Results: We revealed genetic associations with PAPS in a regulatory locus within the HLA class II region near HLA-DRA and in STAT1-STAT4 with a genome-wide level of significance; 34 additional suggestive genetic susceptibility loci for PAPS were also identified. The disease risk allele near HLA-DRA is associated with overexpression of HLA-DRB6, HLA-DRB9, HLA-DQA2, and HLA-DQB2 in immune cells, vascular tissue, and nervous tissue. This association is independent of the association between PAPS and HLA-DRB1*1302. Functional analyses highlighted immune-related pathways in PAPS-associated loci. The comparison with other immune-mediated diseases revealed a close genetic relatedness to neuromyelitis optica, systemic sclerosis, and Sjögren syndrome, suggesting co-localized causal variations close to STAT1-STAT4, TNPO3, and BLK.

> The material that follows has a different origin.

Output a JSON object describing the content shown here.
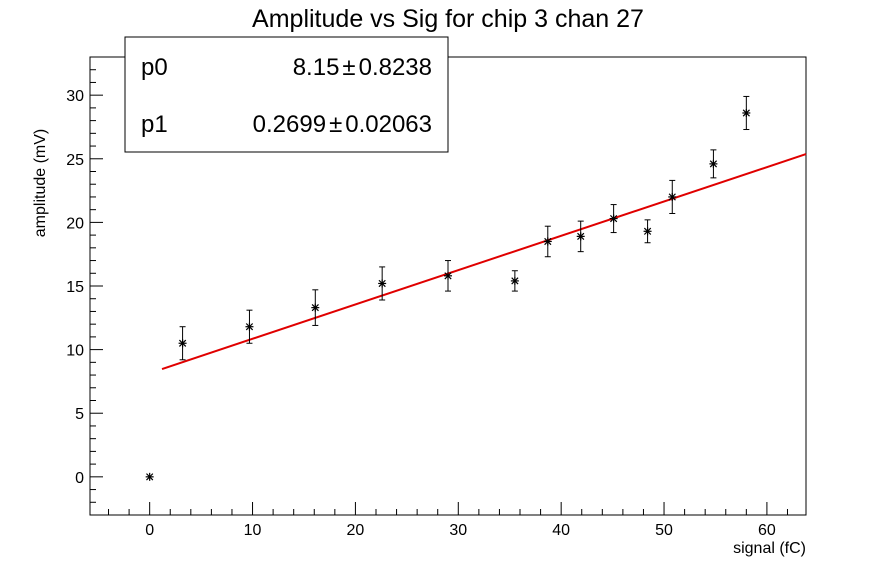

Conclusion: This study represents a comprehensive large-scale genetic analysis for PAPS and provides new insights into the genetic basis and pathophysiology of this rare disease.

Figure 1.

Results of the meta-analysis among the five PAPS cohorts included in this study. (A) Manhattan plot depicting the results across the whole genome. Y and X axes refer to the −log₁₀ p-values and chromosome positions, respectively. The red horizontal line represents the genome-wide association threshold (p-value <5×10⁻⁸) and the blue line represents the suggestive threshold (p-value<1×10⁻⁵). (B) Regional plot for the genome-wide associated signals in chromosome 2 and (C) chromosome 6, respectively. The y-axis of the regional plots corresponds to the −log₁₀ p-values of evaluated variants while the x-axis indicates variants’ positions. Purple diamonds correspond to the most associated variants in each region. The rest of the variants are colored according to their degree of linkage disequilibrium (LD) with each top signal based on pairwise r² values from the European population from the 1000 Genomes Project. The grey dashed line corresponds to the genome-wide association threshold (p-value<5×10⁻⁸) and the blue line to the estimated recombination rates. Genes within the selected regions are shown at the bottom of the plots.

Figure 2.

Violin plots representing the differences in gene expression levels in whole blood (y-axis) of the HLA genes HLA-DRB6, HLA-DRB9, HLA-DPB2, HLA-DQA2 and HLA-DQB2 depending on the genotypes of the PAPS-associated variant within the HLA region, rs9269041 (x-axis). When the PAPS-risk allele is present (rs9269041-A), higher gene expression levels are observed.

Figure 3.

Functional annotation results for the variants (A) rs35930163 and (B) rs9411271 located close to the genes DNM3 and GPSM1, respectively. Left panels indicate epigenetic mark binding at each variant. Central panels represent the physical chromatin interactions established by the regions containing each variant in the lymphoblastoid cell line GM12878; the red lines represent all the interactions of each region while the yellow ones refer to the interaction with the indicated genes. The right panels show violin plots representing the differences in expression levels (y-axis) of the interacting genes depending on the genotypes of each PAPS-associated variant (x-axis).

Figure 4.

Results of etiologic similarity analyses of PAPS with other immune-mediated diseases (IMDs). (A) Hierarchical clustering of PAPS with other immune-mediated diseases GWAS data and self-reported disease traits in UK Biobank, FinnGen Project, and The International Multiple Sclerosis Genetics Consortium. PAPS appears in boldface. Heatmaps indicate delta values for each disease on each component PC1-PC13, with grey indicating 0 (no difference from control), and darker shades of blue or magenta showing departure from controls in one direction or the other. A filled circle indicates that the delta value was significantly non-zero with a significance of FDR <1%, while an unfilled circle indicates a significance of FDR <5%. (B) Top 20 closest Mahalanobis distances to PAPS of all tested traits. The Y axis displays the distance between the center of the distribution (PAPS) and different points (the IMDs). (C) Clustering analysis of PAPS with IMDs using the Dirichlet Process Mixtures with uncertainty method (DPMUnc). Features in which PAPS was significant at FDR 5% level are depicted, comparing PC1 versus PC13 (top) and PC1 versus PC2 (bottom).